Вернувшись из эвакуации в Ленинград, мама Шура устроилась на работу в Эрмитаж смотрительницей зала. Своей работой в Эрмитаже она очень гордилась. Гордилась и добрыми отношениями с директором, академиком Орбели, который, проходя мимо, всегда предлагал: «Александра Васильевна, пойдемте на лестницу, покурим». Во время перекуров сочувственно расспрашивал о ее жизни и о судьбе Александра Илларионовича.

Впрочем, то, что выпало на долю Александры Васильевны и Александра Илларионовича, можно было считать проявлением «гуманности» со стороны власти — как ни как, а ему оставили право переписки.

Моего же отца постигла другая участь. В 1938 году он тоже попал под жернова сталинских репрессий. И вот однажды, когда моя мама, выстояв очередь перед воротами Ростовской-на-Дону следственной тюрьмы, протянула, назвав свою фамилию, узелок с передачей, в ответ она услышала: «Сослан на десять лет, без права переписки». — «Куда? — спросила мама. — Скажите, куда!» — «Не положено», — грубо отчеканил тюремщик. Но он-то знал, куда. Это мы не знали. Только спустя полвека стало известно, что означала эта страшная формулировка.

В хрущевскую «оттепель» началась массовая реабилитация невинно осужденных. Я предложил моей матери возбудить ходатайство о реабилитации отца. Но она запретила мне писать в правительство какие бы то ни было ходатайства. Она на всю жизнь была смертельно напугана тем, что произошло с ее мужем, не верила в прочность каких бы то ни было нововведений и слишком хорошо помнила, как много мытарств пришлось ей вынести как жене «врага народа». Она боялась искалечить мне жизнь. Уже после ее смерти — а она умерла от инфаркта в 1965 году — я заговорил об этом со своей младшей сестрой. Но она ответила: «А зачем? Что мы будем иметь от этого? Ну, реабилитируют — и что?»

Но я все же считал своим сыновним долгом восстановить справедливость в отношении моего отца.

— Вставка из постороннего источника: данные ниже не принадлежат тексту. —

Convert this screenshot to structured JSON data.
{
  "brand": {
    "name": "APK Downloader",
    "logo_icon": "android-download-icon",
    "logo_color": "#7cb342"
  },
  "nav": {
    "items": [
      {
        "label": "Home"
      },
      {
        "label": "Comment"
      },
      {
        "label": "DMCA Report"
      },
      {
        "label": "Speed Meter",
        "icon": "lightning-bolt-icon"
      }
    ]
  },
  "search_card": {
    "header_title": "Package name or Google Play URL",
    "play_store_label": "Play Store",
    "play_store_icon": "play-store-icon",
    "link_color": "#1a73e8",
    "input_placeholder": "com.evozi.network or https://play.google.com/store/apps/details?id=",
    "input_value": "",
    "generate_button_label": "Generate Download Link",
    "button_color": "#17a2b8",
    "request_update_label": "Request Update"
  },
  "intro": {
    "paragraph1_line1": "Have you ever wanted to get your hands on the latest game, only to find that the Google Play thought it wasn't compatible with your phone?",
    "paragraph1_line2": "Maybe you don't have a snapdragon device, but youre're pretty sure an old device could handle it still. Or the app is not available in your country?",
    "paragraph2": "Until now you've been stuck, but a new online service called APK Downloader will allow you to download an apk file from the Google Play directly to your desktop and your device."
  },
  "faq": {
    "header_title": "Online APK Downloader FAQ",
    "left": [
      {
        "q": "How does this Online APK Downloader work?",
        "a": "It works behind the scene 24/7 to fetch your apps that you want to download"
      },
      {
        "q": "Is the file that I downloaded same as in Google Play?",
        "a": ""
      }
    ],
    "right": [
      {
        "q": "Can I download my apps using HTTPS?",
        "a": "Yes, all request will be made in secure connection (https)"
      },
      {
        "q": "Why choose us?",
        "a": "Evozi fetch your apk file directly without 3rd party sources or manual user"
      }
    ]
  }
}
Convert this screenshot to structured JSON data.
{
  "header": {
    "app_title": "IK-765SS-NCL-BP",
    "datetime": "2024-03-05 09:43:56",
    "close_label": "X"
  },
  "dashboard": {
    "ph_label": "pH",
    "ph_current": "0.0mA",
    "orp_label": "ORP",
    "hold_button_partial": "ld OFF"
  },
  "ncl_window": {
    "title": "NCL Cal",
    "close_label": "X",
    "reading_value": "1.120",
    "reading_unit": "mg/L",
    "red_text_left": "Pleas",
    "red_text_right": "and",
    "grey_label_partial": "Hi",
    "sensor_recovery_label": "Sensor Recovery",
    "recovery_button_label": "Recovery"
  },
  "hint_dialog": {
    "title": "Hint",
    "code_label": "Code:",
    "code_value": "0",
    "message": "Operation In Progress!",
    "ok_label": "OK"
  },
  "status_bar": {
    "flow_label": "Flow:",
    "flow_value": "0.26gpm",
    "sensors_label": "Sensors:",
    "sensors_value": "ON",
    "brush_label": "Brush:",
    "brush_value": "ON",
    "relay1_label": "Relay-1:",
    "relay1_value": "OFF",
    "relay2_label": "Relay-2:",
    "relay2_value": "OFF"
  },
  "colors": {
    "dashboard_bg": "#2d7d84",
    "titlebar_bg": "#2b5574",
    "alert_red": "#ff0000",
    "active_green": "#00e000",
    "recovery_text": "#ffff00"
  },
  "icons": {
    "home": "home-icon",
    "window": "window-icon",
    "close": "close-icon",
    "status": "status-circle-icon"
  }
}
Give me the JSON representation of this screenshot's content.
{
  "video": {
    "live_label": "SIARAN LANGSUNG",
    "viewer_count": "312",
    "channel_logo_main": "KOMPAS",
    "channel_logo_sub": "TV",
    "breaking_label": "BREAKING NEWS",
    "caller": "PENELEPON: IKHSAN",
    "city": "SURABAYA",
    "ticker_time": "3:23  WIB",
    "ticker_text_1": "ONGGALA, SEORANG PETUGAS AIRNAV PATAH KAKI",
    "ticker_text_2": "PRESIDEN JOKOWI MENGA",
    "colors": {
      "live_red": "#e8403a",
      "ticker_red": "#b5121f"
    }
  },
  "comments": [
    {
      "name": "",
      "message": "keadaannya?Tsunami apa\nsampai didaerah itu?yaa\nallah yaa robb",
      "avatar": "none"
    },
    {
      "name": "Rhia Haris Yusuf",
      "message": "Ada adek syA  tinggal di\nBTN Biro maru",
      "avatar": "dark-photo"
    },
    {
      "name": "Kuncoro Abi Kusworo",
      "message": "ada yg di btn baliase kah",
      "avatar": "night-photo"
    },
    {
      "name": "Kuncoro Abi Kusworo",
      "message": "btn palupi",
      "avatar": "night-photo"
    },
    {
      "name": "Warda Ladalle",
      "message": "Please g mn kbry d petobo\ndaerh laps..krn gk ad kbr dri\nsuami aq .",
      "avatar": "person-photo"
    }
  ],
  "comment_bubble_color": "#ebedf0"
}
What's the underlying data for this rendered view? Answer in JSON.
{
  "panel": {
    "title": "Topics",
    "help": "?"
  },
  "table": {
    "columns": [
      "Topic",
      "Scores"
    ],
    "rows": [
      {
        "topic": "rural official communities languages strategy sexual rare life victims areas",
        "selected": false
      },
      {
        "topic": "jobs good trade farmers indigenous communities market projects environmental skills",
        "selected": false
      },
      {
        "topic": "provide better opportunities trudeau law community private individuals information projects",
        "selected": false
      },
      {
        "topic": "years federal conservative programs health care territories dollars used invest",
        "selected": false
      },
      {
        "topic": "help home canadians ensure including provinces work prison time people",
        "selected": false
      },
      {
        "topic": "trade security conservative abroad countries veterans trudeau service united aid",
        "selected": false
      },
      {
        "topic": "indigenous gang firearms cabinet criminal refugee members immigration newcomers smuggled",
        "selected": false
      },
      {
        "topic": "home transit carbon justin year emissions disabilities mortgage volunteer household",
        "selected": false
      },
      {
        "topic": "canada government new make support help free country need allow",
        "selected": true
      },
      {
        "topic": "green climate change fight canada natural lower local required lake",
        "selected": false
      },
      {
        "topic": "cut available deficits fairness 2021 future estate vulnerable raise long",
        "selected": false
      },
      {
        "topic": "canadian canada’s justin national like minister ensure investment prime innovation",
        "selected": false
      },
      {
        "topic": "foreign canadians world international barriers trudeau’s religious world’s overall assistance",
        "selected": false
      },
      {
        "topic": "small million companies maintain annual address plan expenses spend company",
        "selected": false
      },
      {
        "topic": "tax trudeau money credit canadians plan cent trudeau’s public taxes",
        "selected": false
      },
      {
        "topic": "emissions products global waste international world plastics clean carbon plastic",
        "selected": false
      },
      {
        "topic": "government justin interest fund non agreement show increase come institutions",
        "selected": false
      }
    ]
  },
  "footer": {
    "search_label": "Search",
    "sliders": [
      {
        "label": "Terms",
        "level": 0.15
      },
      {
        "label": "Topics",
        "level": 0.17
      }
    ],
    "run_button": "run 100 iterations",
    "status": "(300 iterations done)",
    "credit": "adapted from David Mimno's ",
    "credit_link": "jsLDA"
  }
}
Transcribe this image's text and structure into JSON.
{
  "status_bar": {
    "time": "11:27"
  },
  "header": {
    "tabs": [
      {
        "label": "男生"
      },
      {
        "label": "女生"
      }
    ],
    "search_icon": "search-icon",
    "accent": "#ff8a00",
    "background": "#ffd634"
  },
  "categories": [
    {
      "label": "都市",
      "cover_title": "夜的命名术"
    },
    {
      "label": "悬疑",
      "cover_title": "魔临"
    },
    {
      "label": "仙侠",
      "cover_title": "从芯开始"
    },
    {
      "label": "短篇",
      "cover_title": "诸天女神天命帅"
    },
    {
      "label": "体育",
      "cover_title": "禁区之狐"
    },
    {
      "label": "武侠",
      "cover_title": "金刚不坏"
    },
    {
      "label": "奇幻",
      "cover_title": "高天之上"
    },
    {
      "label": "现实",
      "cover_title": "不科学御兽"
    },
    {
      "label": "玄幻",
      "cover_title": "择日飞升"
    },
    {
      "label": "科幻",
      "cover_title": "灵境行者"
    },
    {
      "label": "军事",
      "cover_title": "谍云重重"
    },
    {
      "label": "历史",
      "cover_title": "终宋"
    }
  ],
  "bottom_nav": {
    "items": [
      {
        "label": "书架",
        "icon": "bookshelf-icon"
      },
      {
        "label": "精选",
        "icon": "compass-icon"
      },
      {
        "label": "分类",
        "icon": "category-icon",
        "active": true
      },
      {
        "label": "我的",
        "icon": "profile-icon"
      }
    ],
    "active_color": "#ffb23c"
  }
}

И в 1988 году — уже после того, как ушла из жизни и моя сестра, я обратился с ходатайством в прокуратуру Ростовской области. Проверка продолжалась около года. И вот в январе 1989 года я получил из Ростовского областного суда справку о реабилитации моего отца. В этой справке говорилось, что президиумом областного суда отменено постановление тройки УНКВД по Ростовской области от 15 июня 1938 года в отношении уроженца города Луганска, русского, гражданина СССР, беспартийного, бывшего белогвардейского офицера, до ареста работавшего преподавателем математики в институте повышения квалификации хозяйственников наркомхоза Гусарова А.И., признанного виновным в контрреволюционной деятельности и подвергнутого расстрелу с конфискацией имущества. Дело производством прекращено на основании п.2 ст. 5 УПК РСФСР за отсутствием состава преступления.

Гусаров Александр Иосифович реабилитирован посмертно.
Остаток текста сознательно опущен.